Five days after Hess was told if he did not resign he would be fired, the 12th-year head coach was reinstated late Monday afternoon by Unit 5. Hess had been serving an Illinois High School Association suspension for a recruiting violation. The suspension ended Monday.
“After discussions with Coach Hess today, Unit 5 has the confidence that he will take this experience and grow from it,” Superintendent Mark Daniel said in a release.
The release also stated administrators will work with Hess to “put processes in place to help the football program move forward.”
“Unit 5 has high standards for its coaches and takes the rules and regulations of the IHSA very seriously,” Daniel said. “Based on our discussions with Coach Hess, we are confident this will not happen again and we believe he can lead the program with continued success.”
Hess had been told in a meeting at the school on Wednesday that he would have to resign or be fired. News of that triggered public reaction in support of Hess from players (current and former), parents and community members.
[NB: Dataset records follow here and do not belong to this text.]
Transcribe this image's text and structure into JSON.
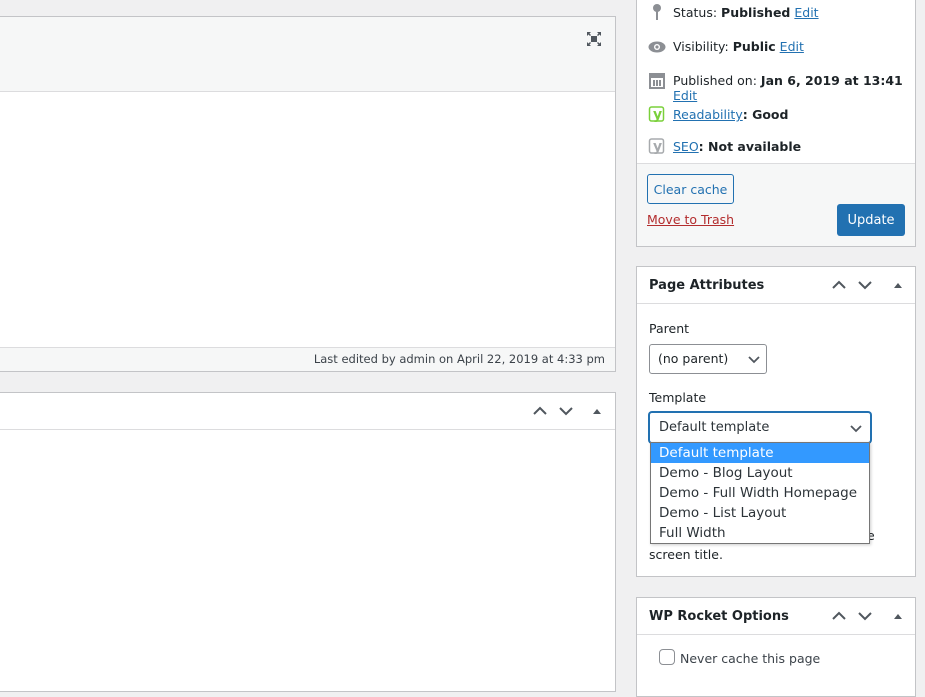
{
  "editor": {
    "last_edited": "Last edited by admin on April 22, 2019 at 4:33 pm"
  },
  "publish": {
    "status_label": "Status:",
    "status_value": "Published",
    "status_edit": "Edit",
    "visibility_label": "Visibility:",
    "visibility_value": "Public",
    "visibility_edit": "Edit",
    "published_label": "Published on:",
    "published_value": "Jan 6, 2019 at 13:41",
    "published_edit": "Edit",
    "readability_link": "Readability",
    "readability_value": ": Good",
    "seo_link": "SEO",
    "seo_value": ": Not available",
    "clear_cache": "Clear cache",
    "trash": "Move to Trash",
    "update": "Update"
  },
  "page_attributes": {
    "title": "Page Attributes",
    "parent_label": "Parent",
    "parent_value": "(no parent)",
    "template_label": "Template",
    "template_value": "Default template",
    "template_options": [
      "Default template",
      "Demo - Blog Layout",
      "Demo - Full Width Homepage",
      "Demo - List Layout",
      "Full Width"
    ],
    "help_fragment": "e",
    "help_tail": "screen title."
  },
  "wp_rocket": {
    "title": "WP Rocket Options",
    "never_cache": "Never cache this page"
  },
  "colors": {
    "primary": "#2271b1",
    "trash": "#b32d2e",
    "yoast_good": "#7ad03a",
    "selected_option": "#3399ff"
  }
}
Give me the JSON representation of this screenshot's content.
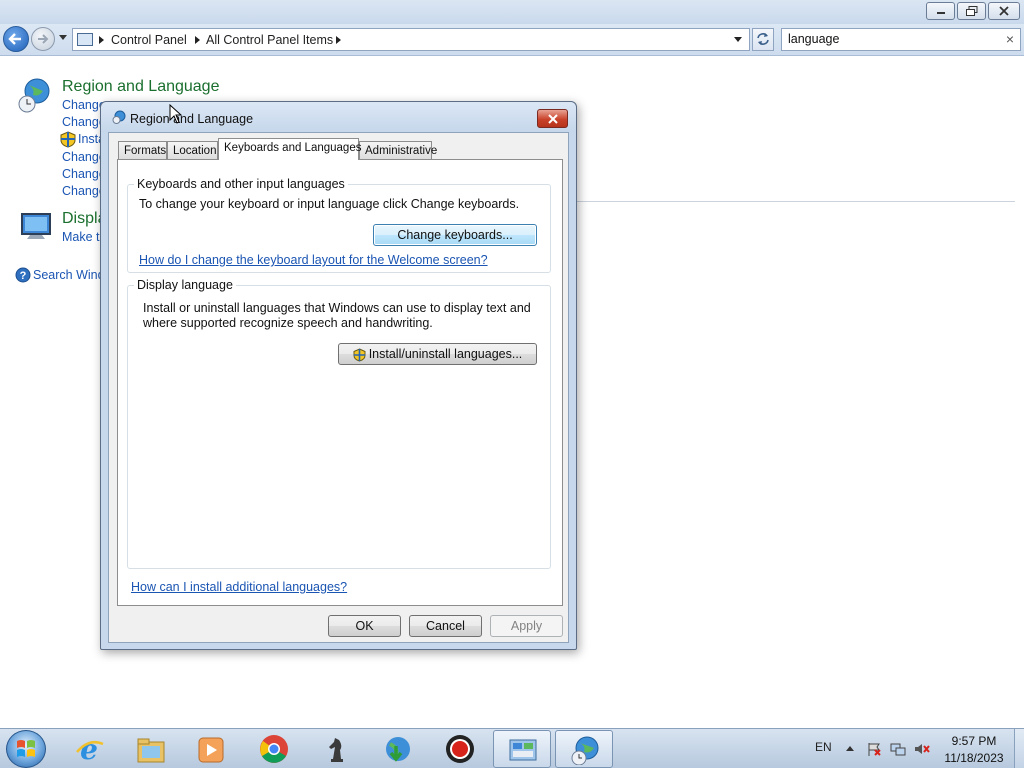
{
  "window": {
    "breadcrumb": [
      "Control Panel",
      "All Control Panel Items"
    ],
    "search": {
      "value": "language"
    }
  },
  "results": [
    {
      "title": "Region and Language",
      "links": [
        "Change",
        "Change",
        "Insta",
        "Change",
        "Change",
        "Change"
      ]
    },
    {
      "title": "Displa",
      "links": [
        "Make te"
      ]
    }
  ],
  "search_windows_help": "Search Wind",
  "dialog": {
    "title": "Region and Language",
    "tabs": [
      "Formats",
      "Location",
      "Keyboards and Languages",
      "Administrative"
    ],
    "active_tab": "Keyboards and Languages",
    "keyboards_group": {
      "label": "Keyboards and other input languages",
      "description": "To change your keyboard or input language click Change keyboards.",
      "button": "Change keyboards...",
      "link": "How do I change the keyboard layout for the Welcome screen?"
    },
    "display_group": {
      "label": "Display language",
      "description": "Install or uninstall languages that Windows can use to display text and where supported recognize speech and handwriting.",
      "button": "Install/uninstall languages..."
    },
    "bottom_link": "How can I install additional languages?",
    "buttons": {
      "ok": "OK",
      "cancel": "Cancel",
      "apply": "Apply"
    }
  },
  "taskbar": {
    "pinned": [
      "internet-explorer",
      "windows-explorer",
      "media-player",
      "chrome",
      "chess",
      "download-manager",
      "screen-recorder",
      "control-panel",
      "region-and-language"
    ],
    "language": "EN",
    "time": "9:57 PM",
    "date": "11/18/2023"
  }
}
Hess said he appreciated the support and added, “This situation has allowed me to open my eyes to some opportunities to make our program even stronger. I would like to thank the Unit 5 and Normal West administration for having the faith in me to continue to lead this team.”
Normal West suspended Hess from its Sept. 19 game at Grayslake North and the homecoming game against Danville the following week for “violating an administrative directive.” Meanwhile, the IHSA conducted an investigation into a self-reported possible violation of recruiting by-laws.
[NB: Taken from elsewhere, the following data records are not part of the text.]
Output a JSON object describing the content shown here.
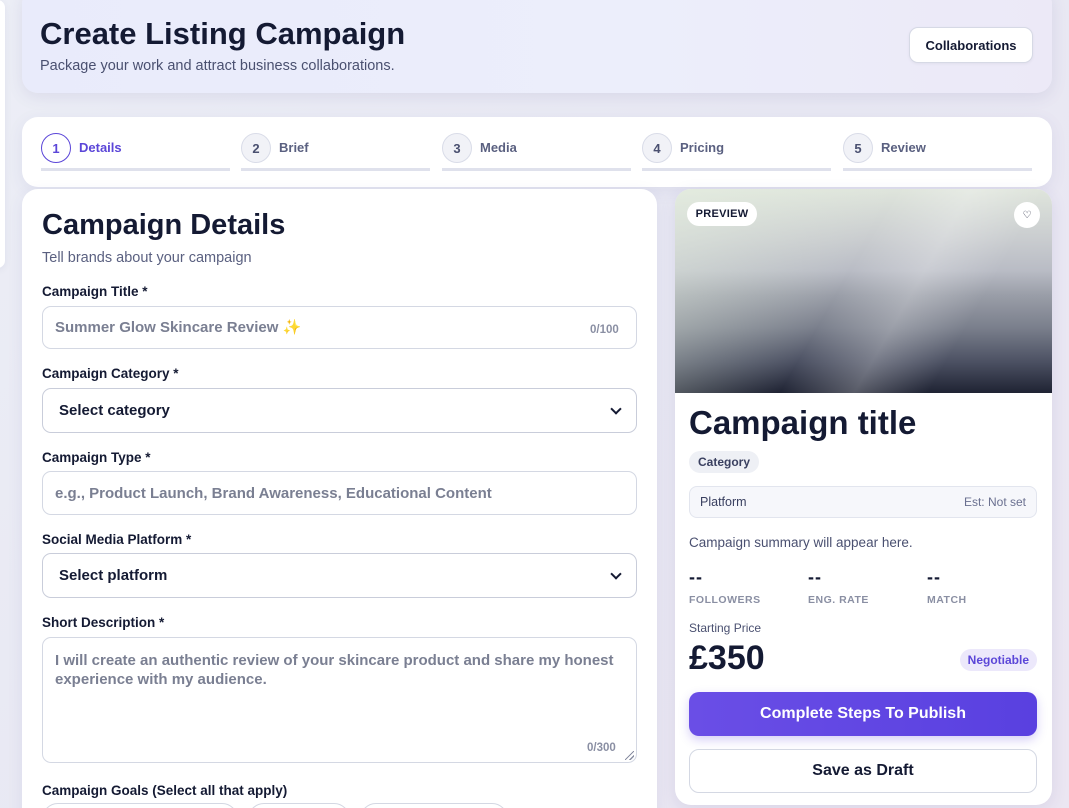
{
  "header": {
    "title": "Create Listing Campaign",
    "subtitle": "Package your work and attract business collaborations.",
    "collaborations_label": "Collaborations"
  },
  "stepper": {
    "steps": [
      {
        "number": "1",
        "label": "Details",
        "active": true
      },
      {
        "number": "2",
        "label": "Brief",
        "active": false
      },
      {
        "number": "3",
        "label": "Media",
        "active": false
      },
      {
        "number": "4",
        "label": "Pricing",
        "active": false
      },
      {
        "number": "5",
        "label": "Review",
        "active": false
      }
    ]
  },
  "form": {
    "title": "Campaign Details",
    "subtitle": "Tell brands about your campaign",
    "campaign_title": {
      "label": "Campaign Title *",
      "placeholder": "Summer Glow Skincare Review ✨",
      "value": "",
      "count": "0/100"
    },
    "category": {
      "label": "Campaign Category *",
      "selected": "Select category"
    },
    "type": {
      "label": "Campaign Type *",
      "placeholder": "e.g., Product Launch, Brand Awareness, Educational Content",
      "value": ""
    },
    "platform": {
      "label": "Social Media Platform *",
      "selected": "Select platform"
    },
    "description": {
      "label": "Short Description *",
      "placeholder": "I will create an authentic review of your skincare product and share my honest experience with my audience.",
      "value": "",
      "count": "0/300"
    },
    "goals": {
      "label": "Campaign Goals (Select all that apply)"
    }
  },
  "preview": {
    "badge": "PREVIEW",
    "heart_icon": "heart-icon",
    "title": "Campaign title",
    "category": "Category",
    "platform": "Platform",
    "estimate": "Est: Not set",
    "summary": "Campaign summary will appear here.",
    "stats": [
      {
        "value": "--",
        "label": "FOLLOWERS"
      },
      {
        "value": "--",
        "label": "ENG. RATE"
      },
      {
        "value": "--",
        "label": "MATCH"
      }
    ],
    "price_label": "Starting Price",
    "price": "£350",
    "negotiable": "Negotiable",
    "publish_label": "Complete Steps To Publish",
    "draft_label": "Save as Draft"
  },
  "colors": {
    "accent": "#5b46d8",
    "text": "#141a33"
  }
}
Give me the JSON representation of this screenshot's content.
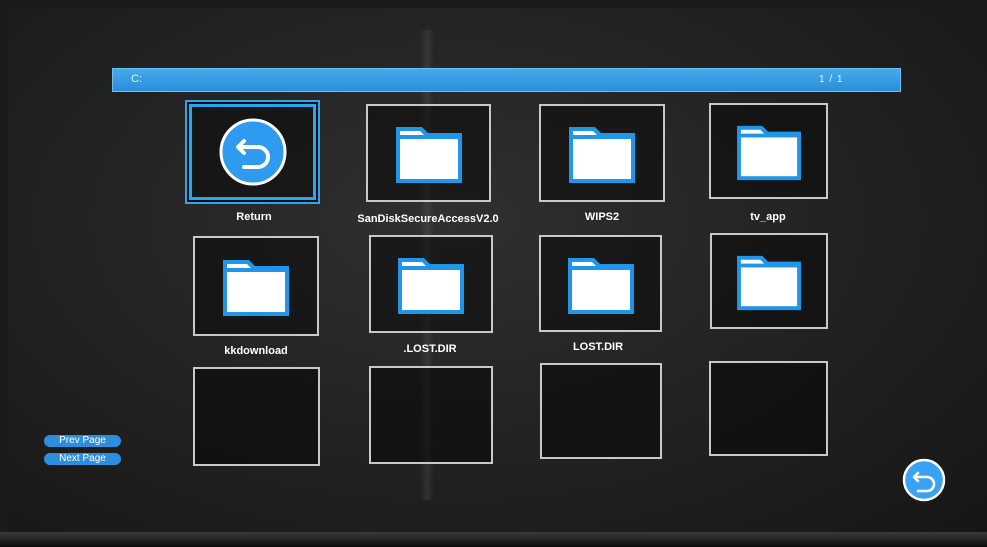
{
  "path_bar": {
    "path": "C:",
    "page_indicator": "1 / 1"
  },
  "grid": {
    "items": [
      {
        "label": "Return",
        "icon": "return-icon",
        "selected": true
      },
      {
        "label": "SanDiskSecureAccessV2.0",
        "icon": "folder-icon"
      },
      {
        "label": "WIPS2",
        "icon": "folder-icon"
      },
      {
        "label": "tv_app",
        "icon": "folder-icon"
      },
      {
        "label": "kkdownload",
        "icon": "folder-icon"
      },
      {
        "label": ".LOST.DIR",
        "icon": "folder-icon"
      },
      {
        "label": "LOST.DIR",
        "icon": "folder-icon"
      },
      {
        "label": "",
        "icon": "folder-icon"
      },
      {
        "label": "",
        "icon": ""
      },
      {
        "label": "",
        "icon": ""
      },
      {
        "label": "",
        "icon": ""
      },
      {
        "label": "",
        "icon": ""
      }
    ]
  },
  "nav": {
    "prev_page": "Prev Page",
    "next_page": "Next Page"
  },
  "colors": {
    "accent": "#2a8fd8",
    "tile_border": "#c9c9c9",
    "folder_blue": "#2196e8"
  }
}
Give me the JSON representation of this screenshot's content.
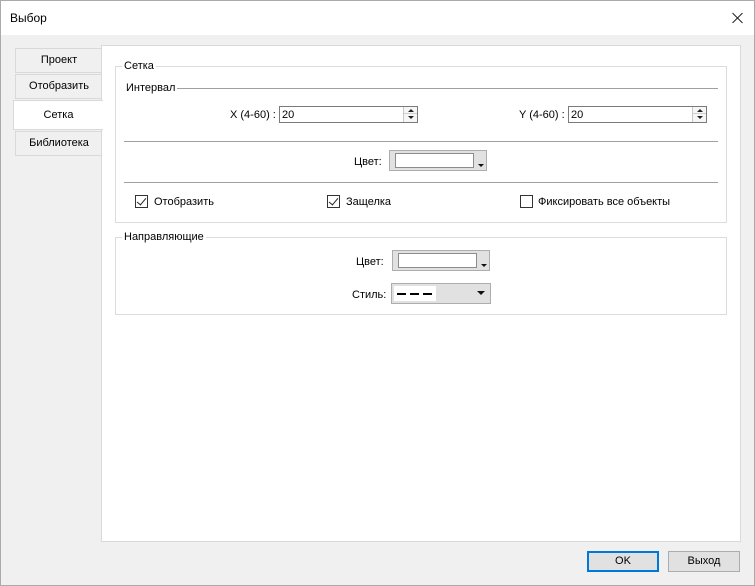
{
  "window": {
    "title": "Выбор"
  },
  "tabs": [
    {
      "label": "Проект",
      "active": false
    },
    {
      "label": "Отобразить",
      "active": false
    },
    {
      "label": "Сетка",
      "active": true
    },
    {
      "label": "Библиотека",
      "active": false
    }
  ],
  "grid": {
    "group_label": "Сетка",
    "interval_label": "Интервал",
    "x": {
      "label": "X (4-60) :",
      "value": "20"
    },
    "y": {
      "label": "Y (4-60) :",
      "value": "20"
    },
    "color": {
      "label": "Цвет:",
      "value": "#ffffff"
    },
    "show": {
      "label": "Отобразить",
      "checked": true
    },
    "snap": {
      "label": "Защелка",
      "checked": true
    },
    "lock_all": {
      "label": "Фиксировать все объекты",
      "checked": false
    }
  },
  "guides": {
    "group_label": "Направляющие",
    "color": {
      "label": "Цвет:",
      "value": "#ffffff"
    },
    "style": {
      "label": "Стиль:",
      "value": "dashed"
    }
  },
  "buttons": {
    "ok": "OK",
    "exit": "Выход"
  },
  "colors": {
    "accent": "#0078d7",
    "panel_bg": "#ffffff",
    "window_bg": "#f0f0f0"
  }
}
On Oct. 3, the IHSA suspended Hess until Dec. 1 after IHSA executive director Marty Hickman ruled Hess had “improper contact” in the summer with the family of Arion Worthman while Worthman was still enrolled at University High.
Worthman, a senior quarterback, transferred to West later in the summer and played this season for the 8-3 Wildcats, who lost in the second round of the Class 6A playoffs at East St. Louis. The IHSA investigation centered on a letter Hess sent to the Worthman family.
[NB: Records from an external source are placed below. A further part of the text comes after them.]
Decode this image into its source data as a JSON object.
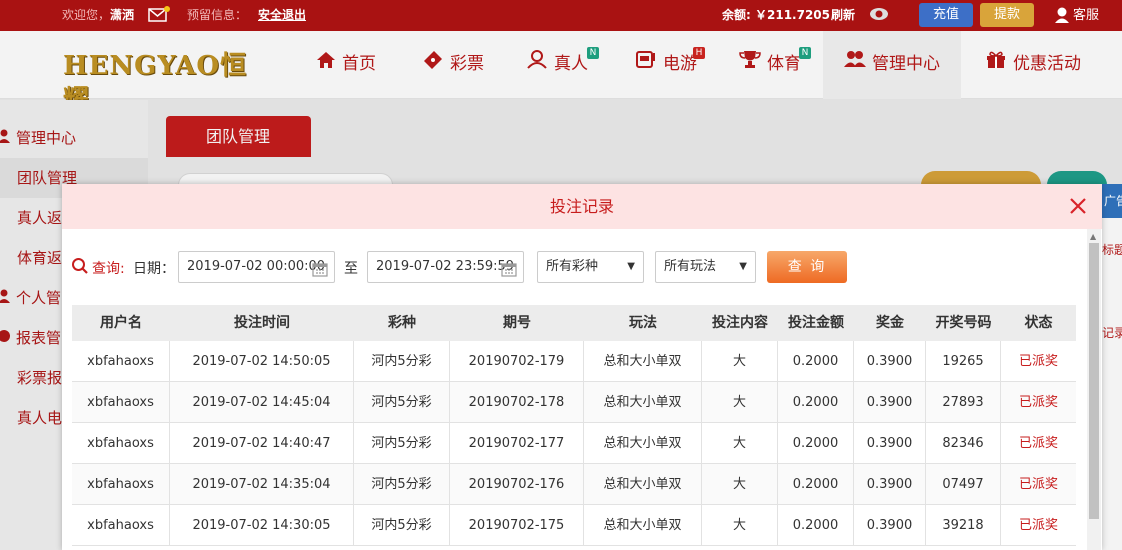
{
  "topbar": {
    "welcome": "欢迎您，",
    "username": "潇洒",
    "notice": "预留信息：",
    "logout": "安全退出",
    "balance_label": "余额:",
    "balance_value": "￥211.7205",
    "refresh": "刷新",
    "deposit": "充值",
    "withdraw": "提款",
    "service": "客服"
  },
  "logo": "HENGYAO恒耀",
  "nav": [
    {
      "label": "首页",
      "icon": "home-icon"
    },
    {
      "label": "彩票",
      "icon": "ticket-icon"
    },
    {
      "label": "真人",
      "icon": "person-icon",
      "badge": "N"
    },
    {
      "label": "电游",
      "icon": "slot-machine-icon",
      "badge": "H"
    },
    {
      "label": "体育",
      "icon": "trophy-icon",
      "badge": "N"
    },
    {
      "label": "管理中心",
      "icon": "users-icon"
    },
    {
      "label": "优惠活动",
      "icon": "gift-icon"
    }
  ],
  "sidebar": [
    {
      "label": "管理中心"
    },
    {
      "label": "团队管理"
    },
    {
      "label": "真人返"
    },
    {
      "label": "体育返"
    },
    {
      "label": "个人管"
    },
    {
      "label": "报表管"
    },
    {
      "label": "彩票报"
    },
    {
      "label": "真人电"
    }
  ],
  "main_tab": "团队管理",
  "right_fragments": [
    "广告",
    "标题",
    "记录"
  ],
  "modal": {
    "title": "投注记录",
    "query_label": "查询:",
    "date_label": "日期：",
    "start_date": "2019-07-02 00:00:00",
    "to_label": "至",
    "end_date": "2019-07-02 23:59:59",
    "lottery_select": "所有彩种",
    "play_select": "所有玩法",
    "query_button": "查 询",
    "columns": [
      "用户名",
      "投注时间",
      "彩种",
      "期号",
      "玩法",
      "投注内容",
      "投注金额",
      "奖金",
      "开奖号码",
      "状态"
    ],
    "rows": [
      [
        "xbfahaoxs",
        "2019-07-02 14:50:05",
        "河内5分彩",
        "20190702-179",
        "总和大小单双",
        "大",
        "0.2000",
        "0.3900",
        "19265",
        "已派奖"
      ],
      [
        "xbfahaoxs",
        "2019-07-02 14:45:04",
        "河内5分彩",
        "20190702-178",
        "总和大小单双",
        "大",
        "0.2000",
        "0.3900",
        "27893",
        "已派奖"
      ],
      [
        "xbfahaoxs",
        "2019-07-02 14:40:47",
        "河内5分彩",
        "20190702-177",
        "总和大小单双",
        "大",
        "0.2000",
        "0.3900",
        "82346",
        "已派奖"
      ],
      [
        "xbfahaoxs",
        "2019-07-02 14:35:04",
        "河内5分彩",
        "20190702-176",
        "总和大小单双",
        "大",
        "0.2000",
        "0.3900",
        "07497",
        "已派奖"
      ],
      [
        "xbfahaoxs",
        "2019-07-02 14:30:05",
        "河内5分彩",
        "20190702-175",
        "总和大小单双",
        "大",
        "0.2000",
        "0.3900",
        "39218",
        "已派奖"
      ]
    ]
  },
  "colors": {
    "brand_red": "#a91212",
    "accent_red": "#c71d1d",
    "query_orange": "#ee6a23",
    "deposit_blue": "#3d6fc7",
    "withdraw_gold": "#d9a43a"
  }
}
Hess admitted he made a mistake and did not appeal the suspension.
“I never want to be the story. My players are and should always be the story,” Hess said Monday. “I truly regret that my actions brought this situation onto the Normal West football team.
“My biggest concern is for the difficulties this has caused our players and families. I want to apologize to them and hope we can all come together and move forward for the betterment of our program.”
Assistant coach Duane Thoennes served as interim head coach while Hess was suspended. Hess has a 71-43 record at West, including eight playoff berths.
Earlier Monday, former Wildcats’ star Cody White, an offensive lineman with the National Football League’s Houston Texans, praised Hess for his impact on players.
“I know what Coach Hess has done for tons of guys and for myself,” said White, who is on injured reserve in his third season with the Texans. “It didn’t matter who you were, where you came from. He treated everybody with the same respect and gave everyone the same amount of attention.
“Coach Hess did a heck of a job of preparing boys turning into men and helping us to understand what it’s going to be like. He helped guys be as successful as they could be. There have been a ton of guys he’s helped out and sent them on the right path.”
Jim Gallagher, president of the Gridiron Club — the football program’s booster club — said he was “very pleased” with the reversal.
“I think they made the right decision and I think it’s good for the school and the community,” said Gallagher, who has had two sons play for Hess. “I’m very excited about the continued success in the future for the program.
“I’m also personally very happy for Darren. He’s a good man and he deserves a good result.”
Gridiron Club treasurer Jeff Lord echoed that sentiment earlier Monday, saying, “I’ve been around athletics all my life. Darren is about as good as they come.”